L’articolo de Il Tempo è l’apice di una serie impressionante di infondatezze e notizie false propagate dai giornali, tv e social media sul tema dall’inizio della pandemia. Ricordo ad esempio Ilaria Capua che in un’intervista affermò: “State sereni. Non capisco mai chi muore con il Coronavirus o per causa del Coronavirus… quante sono le persone che sono morte soltanto a causa del coronavirus? Va bene. Fino a ieri, sapete quant’erano? Due”. Matteo Bassetti affermava: “In Italia nessuno è mai morto di coronavirus”, mentre per Maria Rita Gismondo erano “fuorvianti i numeri sui morti da Covid-19”. Anche Stefano Montanari spiegava: “L’Istituto superiore di Sanità dice che i morti accertati per Coronavirus sono 3”. Queste affermazioni totalmente deprivate di evidenza venivano puntualmente smentite già il 28 marzo, 2020, quando l’Istat pubblicò i dati di mortalità di 1084 comuni Italiani presi a campione al fine di confrontare i decessi accaduti dal primo marzo al 28 marzo 2019 rispetto a quelli accertati dal primo marzo al 28 marzo 2020.
Anche il professore emerito dell’Università di Padova e ora Presidente dell’Associazione Italiana Farmarco (Aifa) Giorgio Palù analizzava la letalità Covid-19 dicendo: “Oscilla tra lo 0,3% e lo 0,6%, vuol dire una letalità relativamente bassa, più bassa di altre malattie infettive, sicuramente più bassa degli incidenti stradali, dei suicidi”. A fare da cassa di risonanza di tali imprecisioni tecniche hanno contribuito anche politici come Vittorio Sgarbi “i numeri dei morti in Italia sono gonfiati!” e artisti come Andrea Bocelli “conosco tanta gente, ma non conosco nessuno che sia andato in terapia intensiva”. E poi ancora Bassetti, in piena seconda ondata al programma La7 L’aria che tira spiegava: “Abbiamo sbagliato a contare i decessi, anche chi aveva un infarto con un tampone positivo veniva registrato come morto per Covid”. In realtà, analisi serie sull’eccesso di mortalità causato dalla Covid-19 in Italia pubblicate sulla rivista JAMA hanno confermato che i decessi accertati dovuti al coronavirus sono stati ampiamente sottostimati.

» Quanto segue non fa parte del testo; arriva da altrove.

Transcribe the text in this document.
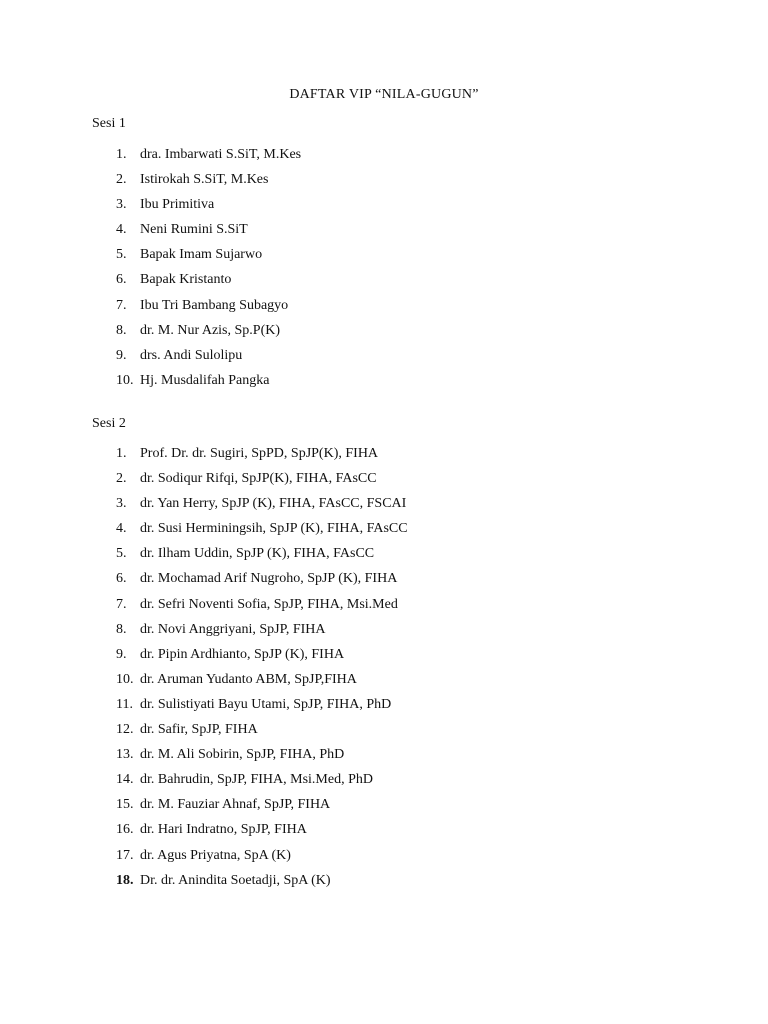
DAFTAR VIP “NILA-GUGUN”
Sesi 1
1. dra. Imbarwati S.SiT, M.Kes
2. Istirokah S.SiT, M.Kes
3. Ibu Primitiva
4. Neni Rumini S.SiT
5. Bapak Imam Sujarwo
6. Bapak Kristanto
7. Ibu Tri Bambang Subagyo
8. dr. M. Nur Azis, Sp.P(K)
9. drs. Andi Sulolipu
10. Hj. Musdalifah Pangka
Sesi 2
1. Prof. Dr. dr. Sugiri, SpPD, SpJP(K), FIHA
2. dr. Sodiqur Rifqi, SpJP(K), FIHA, FAsCC
3. dr. Yan Herry, SpJP (K), FIHA, FAsCC, FSCAI
4. dr. Susi Herminingsih, SpJP (K), FIHA, FAsCC
5. dr. Ilham Uddin, SpJP (K), FIHA, FAsCC
6. dr. Mochamad Arif Nugroho, SpJP (K), FIHA
7. dr. Sefri Noventi Sofia, SpJP, FIHA, Msi.Med
8. dr. Novi Anggriyani, SpJP, FIHA
9. dr. Pipin Ardhianto, SpJP (K), FIHA
10. dr. Aruman Yudanto ABM, SpJP,FIHA
11. dr. Sulistiyati Bayu Utami, SpJP, FIHA, PhD
12. dr. Safir, SpJP, FIHA
13. dr. M. Ali Sobirin, SpJP, FIHA, PhD
14. dr. Bahrudin, SpJP, FIHA, Msi.Med, PhD
15. dr. M. Fauziar Ahnaf, SpJP, FIHA
16. dr. Hari Indratno, SpJP, FIHA
17. dr. Agus Priyatna, SpA (K)
18. Dr. dr. Anindita Soetadji, SpA (K)
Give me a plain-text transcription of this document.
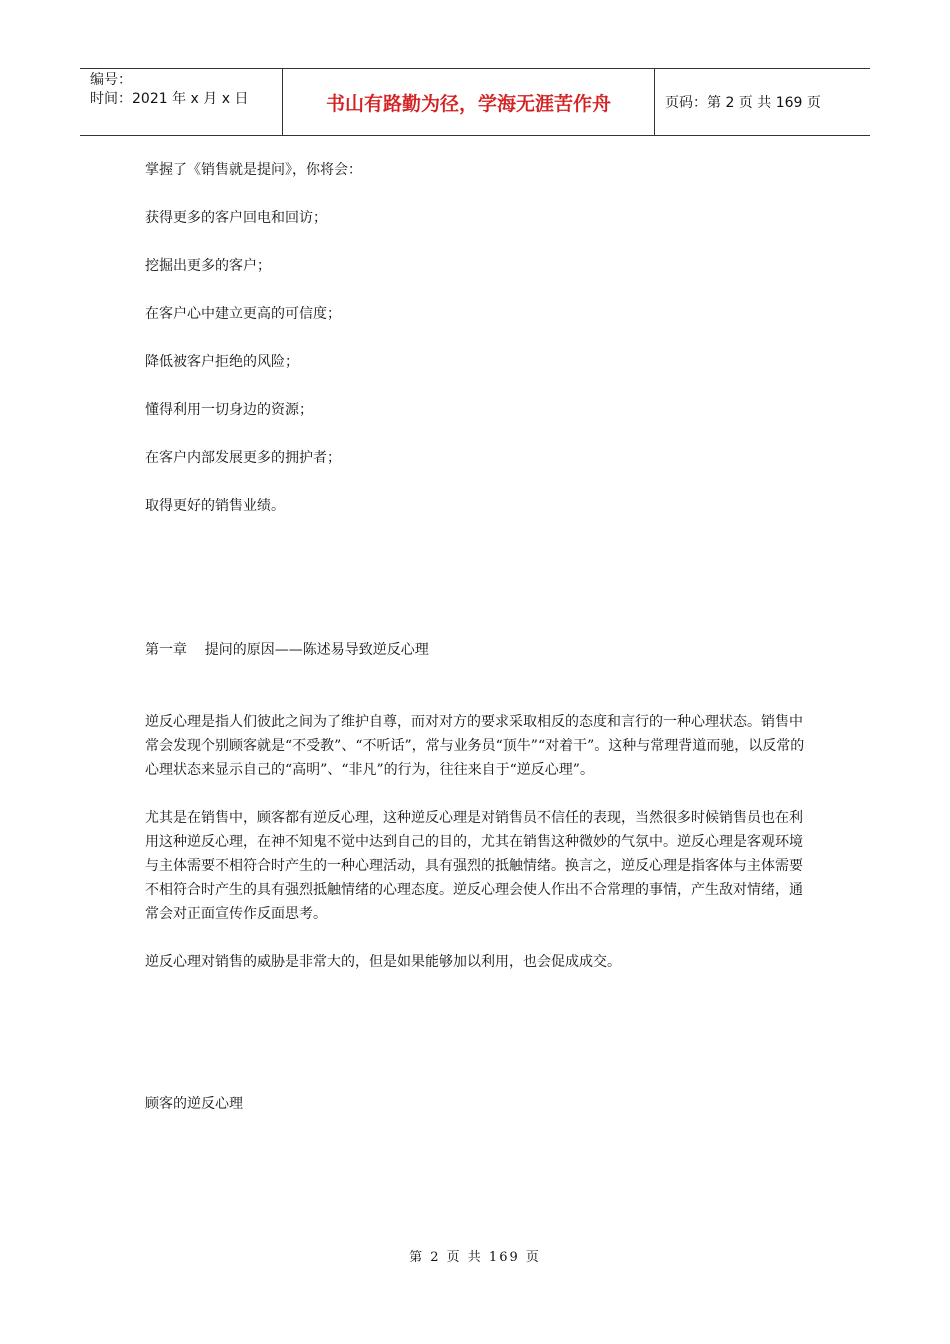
编号：
时间：2021 年 x 月 x 日	书山有路勤为径，学海无涯苦作舟	页码：第 2 页 共 169 页

掌握了《销售就是提问》，你将会：

获得更多的客户回电和回访；

挖掘出更多的客户；

在客户心中建立更高的可信度；

降低被客户拒绝的风险；

懂得利用一切身边的资源；

在客户内部发展更多的拥护者；

取得更好的销售业绩。

第一章    提问的原因——陈述易导致逆反心理

逆反心理是指人们彼此之间为了维护自尊，而对对方的要求采取相反的态度和言行的一种心理状态。销售中常会发现个别顾客就是“不受教”、“不听话”，常与业务员“顶牛”“对着干”。这种与常理背道而驰，以反常的心理状态来显示自己的“高明”、“非凡”的行为，往往来自于“逆反心理”。

尤其是在销售中，顾客都有逆反心理，这种逆反心理是对销售员不信任的表现，当然很多时候销售员也在利用这种逆反心理，在神不知鬼不觉中达到自己的目的，尤其在销售这种微妙的气氛中。逆反心理是客观环境与主体需要不相符合时产生的一种心理活动，具有强烈的抵触情绪。换言之，逆反心理是指客体与主体需要不相符合时产生的具有强烈抵触情绪的心理态度。逆反心理会使人作出不合常理的事情，产生敌对情绪，通常会对正面宣传作反面思考。

逆反心理对销售的威胁是非常大的，但是如果能够加以利用，也会促成成交。

顾客的逆反心理

第 2 页 共 169 页
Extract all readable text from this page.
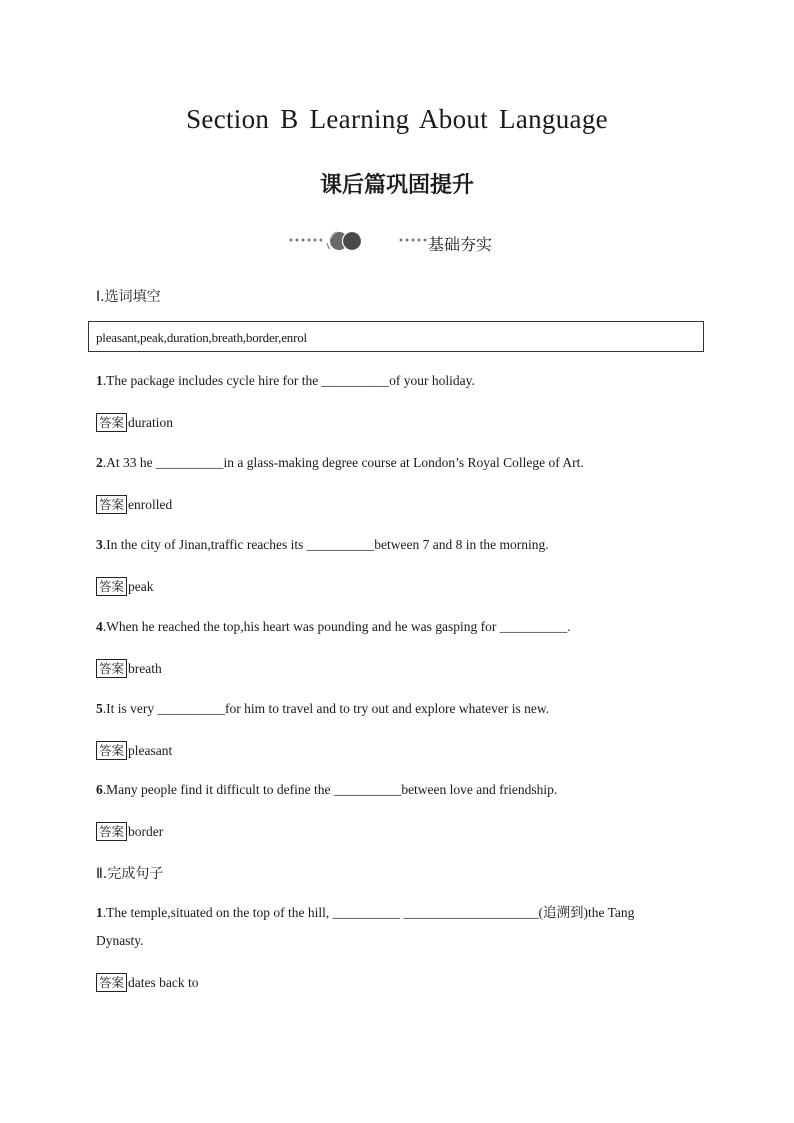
Section B Learning About Language
课后篇巩固提升
基础夯实
Ⅰ.选词填空
pleasant,peak,duration,breath,border,enrol

1.The package includes cycle hire for the __________of your holiday.

答案 duration

2.At 33 he __________in a glass-making degree course at London’s Royal College of Art.

答案 enrolled

3.In the city of Jinan,traffic reaches its __________between 7 and 8 in the morning.

答案 peak

4.When he reached the top,his heart was pounding and he was gasping for __________.

答案 breath

5.It is very __________for him to travel and to try out and explore whatever is new.

答案 pleasant

6.Many people find it difficult to define the __________between love and friendship.

答案 border
Ⅱ.完成句子

1.The temple,situated on the top of the hill, __________ ____________________(追溯到)the Tang Dynasty.

答案 dates back to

Chi ha diffuso scetticismo sui dati di mortalità in relazione alla malattia Covid, la famosa questione “morti con o per coronavirus”, ha gravi responsabilità nei confronti della cittadinanza e dei famigliari delle vittime della pandemia. La premessa che si sia creato molto rumore per nulla, o addirittura, come osservato dal filosofo Giorgio Agamben, che la pandemia non sia altro che un’invenzione, uno stato di paura, un pretesto usato per limitare le nostre libertà e democrazia, è un’argomentazione che non raggiunge il livello della pietà.

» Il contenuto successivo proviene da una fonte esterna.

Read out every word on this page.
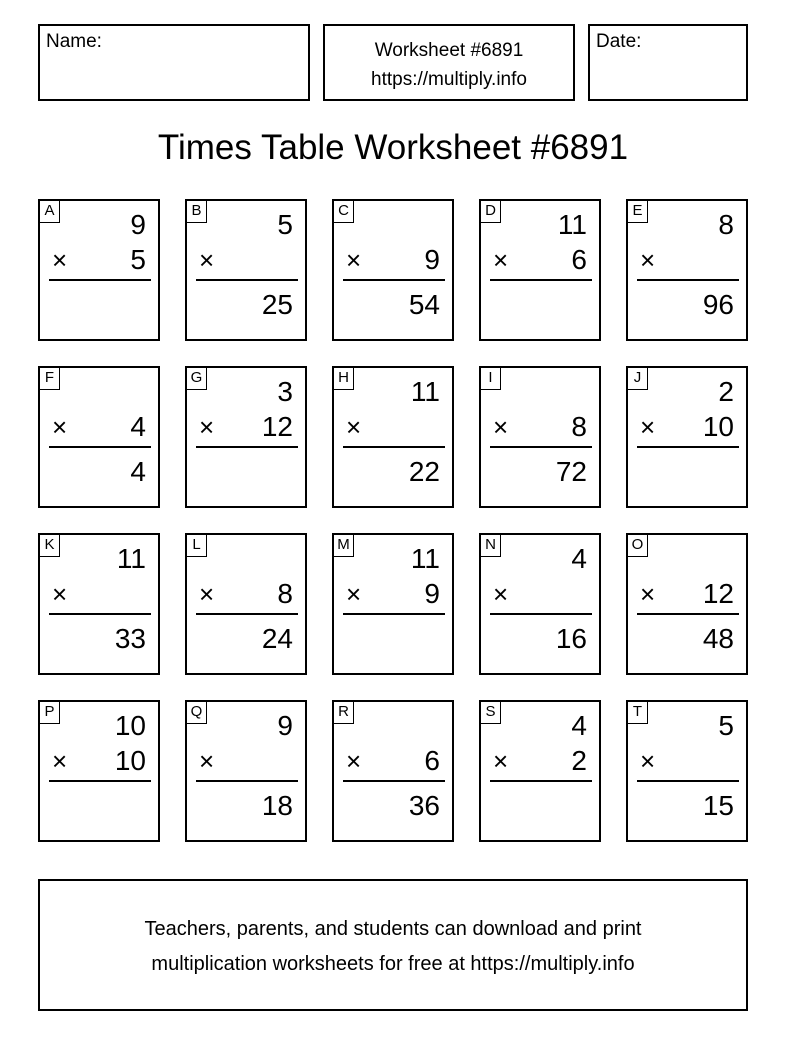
Name:	Worksheet #6891
https://multiply.info
Date:
Times Table Worksheet #6891
A	9
× 5
B	5
×
25
C
× 9
54
D 11
× 6
E	8
×
96
F
× 4
4
G	3
× 12
H 11
×
22
I
× 8
72
J	2
× 10
K 11
×
33
L
× 8
24
M 11
× 9
N	4
×
16
O
× 12
48
P 10
× 10
Q	9
×
18
R
× 6
36
S	4
× 2
T	5
×
15
Teachers, parents, and students can download and print
multiplication worksheets for free at https://multiply.info
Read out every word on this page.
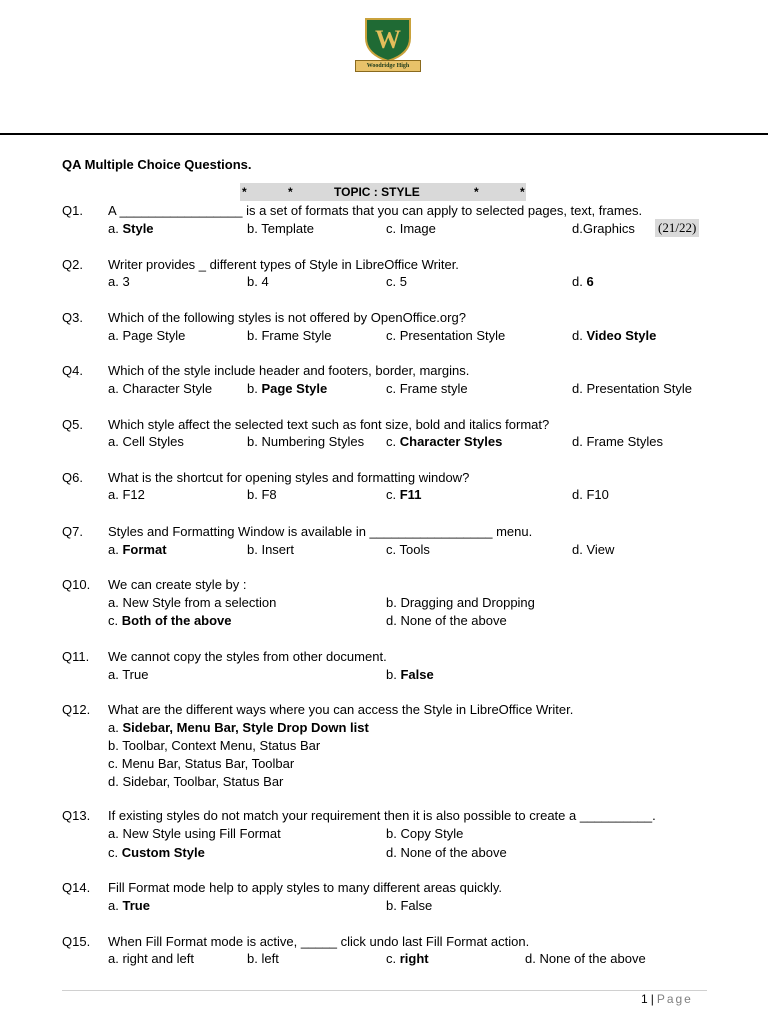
W
Woodridge High
QA Multiple Choice Questions.
*	*	TOPIC : STYLE	*	*
(21/22)
Q1. A _________________ is a set of formats that you can apply to selected pages, text, frames.
a. Style	b. Template	c. Image	d.Graphics
Q2. Writer provides _ different types of Style in LibreOffice Writer.
a. 3	b. 4	c. 5	d. 6
Q3. Which of the following styles is not offered by OpenOffice.org?
a. Page Style	b. Frame Style	c. Presentation Style	d. Video Style
Q4. Which of the style include header and footers, border, margins.
a. Character Style	b. Page Style	c. Frame style	d. Presentation Style
Q5. Which style affect the selected text such as font size, bold and italics format?
a. Cell Styles	b. Numbering Styles c. Character Styles	d. Frame Styles
Q6. What is the shortcut for opening styles and formatting window?
a. F12	b. F8	c. F11	d. F10
Q7. Styles and Formatting Window is available in _________________ menu.
a. Format	b. Insert	c. Tools	d. View
Q10. We can create style by :
a. New Style from a selection	b. Dragging and Dropping
c. Both of the above	d. None of the above
Q11. We cannot copy the styles from other document.
a. True	b. False
Q12. What are the different ways where you can access the Style in LibreOffice Writer.
a. Sidebar, Menu Bar, Style Drop Down list
b. Toolbar, Context Menu, Status Bar
c. Menu Bar, Status Bar, Toolbar
d. Sidebar, Toolbar, Status Bar
Q13. If existing styles do not match your requirement then it is also possible to create a __________.
a. New Style using Fill Format	b. Copy Style
c. Custom Style	d. None of the above
Q14. Fill Format mode help to apply styles to many different areas quickly.
a. True	b. False
Q15. When Fill Format mode is active, _____ click undo last Fill Format action.
a. right and left	b. left	c. right	d. None of the above
1 | Page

Urgono corsi di formazione in biostatistica ed epidemiologia per combattere l’analfabetismo disfunzionale in salute pubblica di giornalisti, politici, personaggi pubblici ed esperti che diffondono disinformazione e discutono di dati e analisi quantitative senza prendersi la briga di capirli e interpretarli correttamente.